The group was brought to a forest surrounded by “small mountains” near the Evros/Meriç River. There, they were met by six officers in black uniforms who spoke Syrian Arabic and Kurdish and one officer wearing civilians’ clothes and balaclavas who spoke Turkish. “One of us talked with him in Syrian Arabic and in Turkish, told the interviewee. Those officers asked where we are from and if we were hiding any money”.
The officers took the group, while hitting them, to the riverside where there were 8 officers wearing civilian clothes and black sport pants. “They were officers talking in Greek and some talking in Kurdish”, claimed the respondent. In the river, there was a plastic boat waiting, which was 5 or 6 meters long, working with paddles. The boat was driven by two officers wearing black and civilians’ uniforms talking in Syrian Arabic to the people loaded on the boat and Greek to each other.

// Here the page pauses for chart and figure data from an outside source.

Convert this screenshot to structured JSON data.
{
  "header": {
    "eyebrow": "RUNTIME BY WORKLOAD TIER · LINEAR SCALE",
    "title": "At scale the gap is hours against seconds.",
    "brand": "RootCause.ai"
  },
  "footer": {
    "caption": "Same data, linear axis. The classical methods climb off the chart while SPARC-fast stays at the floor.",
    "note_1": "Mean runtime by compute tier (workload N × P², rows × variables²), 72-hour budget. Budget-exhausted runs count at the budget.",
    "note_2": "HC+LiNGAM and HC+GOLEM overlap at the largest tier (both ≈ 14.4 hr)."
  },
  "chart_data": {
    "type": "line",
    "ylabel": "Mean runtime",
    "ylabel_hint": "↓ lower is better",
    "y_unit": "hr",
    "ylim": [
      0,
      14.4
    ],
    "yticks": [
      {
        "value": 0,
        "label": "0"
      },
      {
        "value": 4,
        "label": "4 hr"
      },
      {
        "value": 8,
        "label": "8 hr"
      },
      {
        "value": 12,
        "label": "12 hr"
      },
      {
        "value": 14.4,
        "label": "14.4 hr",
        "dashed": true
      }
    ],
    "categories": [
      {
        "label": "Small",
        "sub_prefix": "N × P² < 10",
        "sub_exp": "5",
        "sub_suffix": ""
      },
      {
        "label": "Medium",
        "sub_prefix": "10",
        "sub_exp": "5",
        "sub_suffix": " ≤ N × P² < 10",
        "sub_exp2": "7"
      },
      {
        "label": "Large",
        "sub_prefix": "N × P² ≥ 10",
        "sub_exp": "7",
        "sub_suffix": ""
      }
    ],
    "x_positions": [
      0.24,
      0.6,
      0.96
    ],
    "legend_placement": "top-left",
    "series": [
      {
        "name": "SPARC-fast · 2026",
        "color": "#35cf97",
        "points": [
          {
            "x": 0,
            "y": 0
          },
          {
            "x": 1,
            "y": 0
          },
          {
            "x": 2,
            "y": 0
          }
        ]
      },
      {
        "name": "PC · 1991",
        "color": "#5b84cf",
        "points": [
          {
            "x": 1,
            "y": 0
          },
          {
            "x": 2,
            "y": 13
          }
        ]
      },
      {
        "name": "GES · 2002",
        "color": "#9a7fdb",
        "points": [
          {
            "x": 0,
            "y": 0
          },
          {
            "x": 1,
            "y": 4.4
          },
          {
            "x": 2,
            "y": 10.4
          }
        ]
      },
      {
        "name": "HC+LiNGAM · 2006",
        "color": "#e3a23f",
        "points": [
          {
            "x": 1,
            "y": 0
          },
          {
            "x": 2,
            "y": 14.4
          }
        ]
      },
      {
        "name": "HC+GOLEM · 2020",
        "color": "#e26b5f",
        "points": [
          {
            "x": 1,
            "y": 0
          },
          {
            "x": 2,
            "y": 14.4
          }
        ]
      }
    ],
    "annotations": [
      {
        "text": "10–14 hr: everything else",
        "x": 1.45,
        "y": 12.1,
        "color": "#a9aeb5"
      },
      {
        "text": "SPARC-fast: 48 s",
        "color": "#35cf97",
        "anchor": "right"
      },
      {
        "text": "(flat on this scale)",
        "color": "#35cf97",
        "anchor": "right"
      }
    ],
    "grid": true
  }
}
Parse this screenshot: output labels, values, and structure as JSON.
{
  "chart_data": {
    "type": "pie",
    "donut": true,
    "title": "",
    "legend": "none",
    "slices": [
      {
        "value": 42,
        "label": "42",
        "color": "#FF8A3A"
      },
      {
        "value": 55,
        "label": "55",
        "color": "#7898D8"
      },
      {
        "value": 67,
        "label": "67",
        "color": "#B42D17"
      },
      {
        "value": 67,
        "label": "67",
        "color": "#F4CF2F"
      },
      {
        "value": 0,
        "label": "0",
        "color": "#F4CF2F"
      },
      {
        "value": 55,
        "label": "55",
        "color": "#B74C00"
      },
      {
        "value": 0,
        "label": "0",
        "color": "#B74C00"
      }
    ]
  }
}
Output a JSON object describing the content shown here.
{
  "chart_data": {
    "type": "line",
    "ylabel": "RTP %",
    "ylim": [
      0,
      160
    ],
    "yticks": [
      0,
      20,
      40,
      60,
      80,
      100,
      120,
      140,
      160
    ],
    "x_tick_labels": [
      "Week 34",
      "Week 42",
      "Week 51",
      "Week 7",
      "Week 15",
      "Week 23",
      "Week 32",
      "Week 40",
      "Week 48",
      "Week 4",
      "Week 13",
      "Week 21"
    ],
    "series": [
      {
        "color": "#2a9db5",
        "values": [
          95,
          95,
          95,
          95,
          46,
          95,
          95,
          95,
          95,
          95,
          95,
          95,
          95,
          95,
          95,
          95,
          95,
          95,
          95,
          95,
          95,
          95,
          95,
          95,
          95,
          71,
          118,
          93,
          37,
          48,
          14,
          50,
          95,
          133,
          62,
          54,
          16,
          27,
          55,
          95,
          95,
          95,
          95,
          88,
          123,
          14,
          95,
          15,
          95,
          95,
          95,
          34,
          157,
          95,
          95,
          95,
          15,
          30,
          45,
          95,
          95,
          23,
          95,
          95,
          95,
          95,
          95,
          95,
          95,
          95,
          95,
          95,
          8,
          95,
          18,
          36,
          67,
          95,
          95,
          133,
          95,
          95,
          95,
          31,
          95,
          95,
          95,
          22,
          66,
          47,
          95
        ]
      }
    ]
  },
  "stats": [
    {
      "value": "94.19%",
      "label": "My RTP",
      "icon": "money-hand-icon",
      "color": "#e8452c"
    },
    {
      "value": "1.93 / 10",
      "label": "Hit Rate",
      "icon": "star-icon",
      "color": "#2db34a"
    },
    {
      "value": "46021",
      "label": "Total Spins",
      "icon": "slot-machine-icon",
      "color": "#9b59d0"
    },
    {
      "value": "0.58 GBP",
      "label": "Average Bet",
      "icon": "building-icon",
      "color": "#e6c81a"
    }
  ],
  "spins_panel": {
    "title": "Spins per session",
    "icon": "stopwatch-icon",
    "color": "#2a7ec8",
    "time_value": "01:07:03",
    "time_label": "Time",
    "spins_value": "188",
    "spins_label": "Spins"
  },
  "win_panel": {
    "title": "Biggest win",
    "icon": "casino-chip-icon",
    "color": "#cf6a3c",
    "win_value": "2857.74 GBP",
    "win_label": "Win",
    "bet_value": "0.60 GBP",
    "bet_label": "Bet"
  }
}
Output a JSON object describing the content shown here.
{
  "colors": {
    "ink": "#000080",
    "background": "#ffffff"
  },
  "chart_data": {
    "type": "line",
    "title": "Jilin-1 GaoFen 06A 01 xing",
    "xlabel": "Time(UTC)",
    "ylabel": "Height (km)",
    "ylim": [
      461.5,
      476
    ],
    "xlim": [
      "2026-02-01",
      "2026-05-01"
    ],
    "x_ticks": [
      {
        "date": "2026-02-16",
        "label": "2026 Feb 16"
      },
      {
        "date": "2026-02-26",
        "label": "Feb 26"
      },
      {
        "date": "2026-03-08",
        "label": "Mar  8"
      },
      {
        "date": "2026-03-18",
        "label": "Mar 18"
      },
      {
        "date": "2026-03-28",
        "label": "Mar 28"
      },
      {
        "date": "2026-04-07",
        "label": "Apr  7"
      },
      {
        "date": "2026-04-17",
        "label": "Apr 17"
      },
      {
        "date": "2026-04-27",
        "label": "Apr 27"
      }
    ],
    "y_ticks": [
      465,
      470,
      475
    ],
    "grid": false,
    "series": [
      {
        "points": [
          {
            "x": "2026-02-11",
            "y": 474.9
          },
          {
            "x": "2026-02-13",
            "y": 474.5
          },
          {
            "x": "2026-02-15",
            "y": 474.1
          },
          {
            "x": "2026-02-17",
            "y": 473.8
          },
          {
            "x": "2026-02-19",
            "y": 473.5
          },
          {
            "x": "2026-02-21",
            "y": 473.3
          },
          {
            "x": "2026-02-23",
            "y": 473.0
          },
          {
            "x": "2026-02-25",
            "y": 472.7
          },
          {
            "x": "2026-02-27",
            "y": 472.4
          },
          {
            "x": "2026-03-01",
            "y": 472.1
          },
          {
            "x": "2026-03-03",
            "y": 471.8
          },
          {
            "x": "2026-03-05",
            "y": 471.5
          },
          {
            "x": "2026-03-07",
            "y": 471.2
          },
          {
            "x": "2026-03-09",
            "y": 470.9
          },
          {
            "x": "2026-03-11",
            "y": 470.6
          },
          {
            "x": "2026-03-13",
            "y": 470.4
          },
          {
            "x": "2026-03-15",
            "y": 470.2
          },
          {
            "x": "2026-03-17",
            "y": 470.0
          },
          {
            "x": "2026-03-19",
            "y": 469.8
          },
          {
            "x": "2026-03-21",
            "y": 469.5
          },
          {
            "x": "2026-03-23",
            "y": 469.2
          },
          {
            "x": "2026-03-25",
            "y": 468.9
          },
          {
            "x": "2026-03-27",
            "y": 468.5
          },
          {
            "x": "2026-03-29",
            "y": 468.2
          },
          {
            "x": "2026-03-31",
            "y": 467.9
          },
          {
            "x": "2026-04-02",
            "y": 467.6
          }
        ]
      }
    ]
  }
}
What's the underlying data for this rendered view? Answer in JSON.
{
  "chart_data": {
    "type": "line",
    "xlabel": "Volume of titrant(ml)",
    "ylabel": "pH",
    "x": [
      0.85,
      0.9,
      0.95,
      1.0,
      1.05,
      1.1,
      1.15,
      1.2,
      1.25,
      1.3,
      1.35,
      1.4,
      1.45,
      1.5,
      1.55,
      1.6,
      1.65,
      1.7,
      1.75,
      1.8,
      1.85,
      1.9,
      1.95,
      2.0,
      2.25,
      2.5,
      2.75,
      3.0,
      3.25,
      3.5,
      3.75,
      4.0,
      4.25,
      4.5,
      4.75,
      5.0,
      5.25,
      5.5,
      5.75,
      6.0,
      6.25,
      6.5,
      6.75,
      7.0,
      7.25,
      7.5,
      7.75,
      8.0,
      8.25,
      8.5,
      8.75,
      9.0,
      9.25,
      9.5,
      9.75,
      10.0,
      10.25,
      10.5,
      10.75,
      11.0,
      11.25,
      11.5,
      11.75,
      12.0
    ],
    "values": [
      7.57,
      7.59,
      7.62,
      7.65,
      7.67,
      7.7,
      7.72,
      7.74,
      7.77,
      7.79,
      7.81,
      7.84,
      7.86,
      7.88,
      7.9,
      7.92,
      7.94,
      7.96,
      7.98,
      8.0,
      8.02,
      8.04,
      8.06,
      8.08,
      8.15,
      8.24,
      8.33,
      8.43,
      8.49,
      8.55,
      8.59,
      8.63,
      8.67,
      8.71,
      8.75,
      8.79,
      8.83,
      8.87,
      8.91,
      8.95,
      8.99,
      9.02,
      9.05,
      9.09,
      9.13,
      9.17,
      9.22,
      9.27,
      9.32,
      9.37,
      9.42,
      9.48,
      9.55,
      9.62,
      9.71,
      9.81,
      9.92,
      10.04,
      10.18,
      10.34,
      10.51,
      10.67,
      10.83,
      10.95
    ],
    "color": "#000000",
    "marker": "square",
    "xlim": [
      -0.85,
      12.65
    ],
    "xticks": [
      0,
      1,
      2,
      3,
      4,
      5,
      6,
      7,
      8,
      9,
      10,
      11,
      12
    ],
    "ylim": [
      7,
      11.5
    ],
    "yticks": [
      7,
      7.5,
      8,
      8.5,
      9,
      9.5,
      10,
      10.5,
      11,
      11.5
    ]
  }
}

The entire group was pushed back through the river, near to Kastanies. They were loaded on the boat, eight people at a time. The officers moved only for 2 meters in the water from the Greek side, then stopped in the middle of the river and asked the people to jump. “We walked in the river, and kept holding our hands”.
The first group of people who were pushed back through the river got caught by what he described as the Turkish army when they got on the Turkish land but the interviewee and the people who were in his boat managed to run away. “Me and my group could escape but I don’t know what happened to the other people”.
Once they were in Turkish territory, the respondent and his group walked until they got to a road where there was a gas station, which was in Yenikadın, then he kept walking on his own until he had reached Edirne. He said that he walked about 10 kilometres in total from the pushback point.